Everything falls apart.
Stories heard but not recalled.
Letters too.
Words filling my head. Fragmenting like artillery shells. Shrapnel, like syllables, firing elsewhere. Terrible syllables. Sharp. Cracked. Traveling at murderous speed. Tearing through it all in a very, very bad perhaps even irreparable way.
Known.
Some.
Call.
Is.
Air.
Am?
Incoherent - yes.
Without meaning - I'm afraid not.
The shape of a shape of a shape of a face dis(as)sembling right before my eyes.
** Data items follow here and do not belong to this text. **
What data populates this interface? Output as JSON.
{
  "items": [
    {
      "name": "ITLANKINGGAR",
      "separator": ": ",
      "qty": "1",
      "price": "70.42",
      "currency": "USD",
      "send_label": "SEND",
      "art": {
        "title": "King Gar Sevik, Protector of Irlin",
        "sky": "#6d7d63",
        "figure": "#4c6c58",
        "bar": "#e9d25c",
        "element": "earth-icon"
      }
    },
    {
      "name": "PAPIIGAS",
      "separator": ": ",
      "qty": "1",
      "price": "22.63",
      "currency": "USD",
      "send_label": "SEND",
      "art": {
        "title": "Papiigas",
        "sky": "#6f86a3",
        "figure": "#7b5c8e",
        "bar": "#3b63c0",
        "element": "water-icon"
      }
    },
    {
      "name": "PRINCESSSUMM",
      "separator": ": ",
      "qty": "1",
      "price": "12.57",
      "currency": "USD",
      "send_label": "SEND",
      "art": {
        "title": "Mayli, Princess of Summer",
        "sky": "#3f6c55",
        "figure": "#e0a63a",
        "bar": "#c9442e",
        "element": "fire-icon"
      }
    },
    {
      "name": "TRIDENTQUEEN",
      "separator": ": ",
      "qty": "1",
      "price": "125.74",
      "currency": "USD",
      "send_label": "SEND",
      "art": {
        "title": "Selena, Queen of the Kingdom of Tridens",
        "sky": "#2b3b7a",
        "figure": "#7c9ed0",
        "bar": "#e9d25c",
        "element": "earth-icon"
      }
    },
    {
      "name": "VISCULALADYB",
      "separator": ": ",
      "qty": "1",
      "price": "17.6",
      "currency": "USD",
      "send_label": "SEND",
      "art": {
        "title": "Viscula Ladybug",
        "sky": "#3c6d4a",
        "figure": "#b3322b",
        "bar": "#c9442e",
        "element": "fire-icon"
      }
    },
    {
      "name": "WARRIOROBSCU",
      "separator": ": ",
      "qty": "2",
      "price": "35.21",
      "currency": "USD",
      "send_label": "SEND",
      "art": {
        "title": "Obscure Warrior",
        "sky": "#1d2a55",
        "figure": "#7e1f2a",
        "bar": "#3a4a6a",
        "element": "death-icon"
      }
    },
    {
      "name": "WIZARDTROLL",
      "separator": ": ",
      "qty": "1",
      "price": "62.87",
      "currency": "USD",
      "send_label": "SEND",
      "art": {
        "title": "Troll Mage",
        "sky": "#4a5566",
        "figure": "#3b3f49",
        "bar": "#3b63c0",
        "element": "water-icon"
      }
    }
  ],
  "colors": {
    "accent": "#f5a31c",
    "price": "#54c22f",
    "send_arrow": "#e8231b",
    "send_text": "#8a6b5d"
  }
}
Given text's resistance to coherence and unified meaning, can House of Leaves be considered a narrative at all, or is it, rather, a collage in codex format that might convey a range of moods but does not amount to a discernable storyline? And if it is a narrative, how does it engage the binding problem in ways that other graphically experimental literary works like Steve Tomasula's VAS: An Opera in Flatland (2004), Steven Hall's The Raw Shark Texts (2007), or, even, Tom Phillips's A Humument: A Treated Victorian Novel (1970) do not? The central metaphor of the novel - the house - is pertinent here because, in addition to its psychological resonances (put forward by Sigmund Freud and others), a house is a space that should be familiar and finite; but "[w]here Navidson's house is concerned," Zampanò writes, "subjectivity seems more a matter of degree... [T]he often disturbing disorientation experienced within that place, whether acting directly upon the inner ear or the inner labyrinth of the psyche, can have physiological consequences." The house, like the narrative, does not draw together its composite parts to achieve a definite and comprehensible shape. But both house and narrative enact the problem of binding, the making sense of reality that occurs on epistemological, personal, and neurological levels. House of Leaves makes plain in its formal structures and its characters' drive to organize and understand reality that integrated and unified experience is an illusion - in narratives and brains both.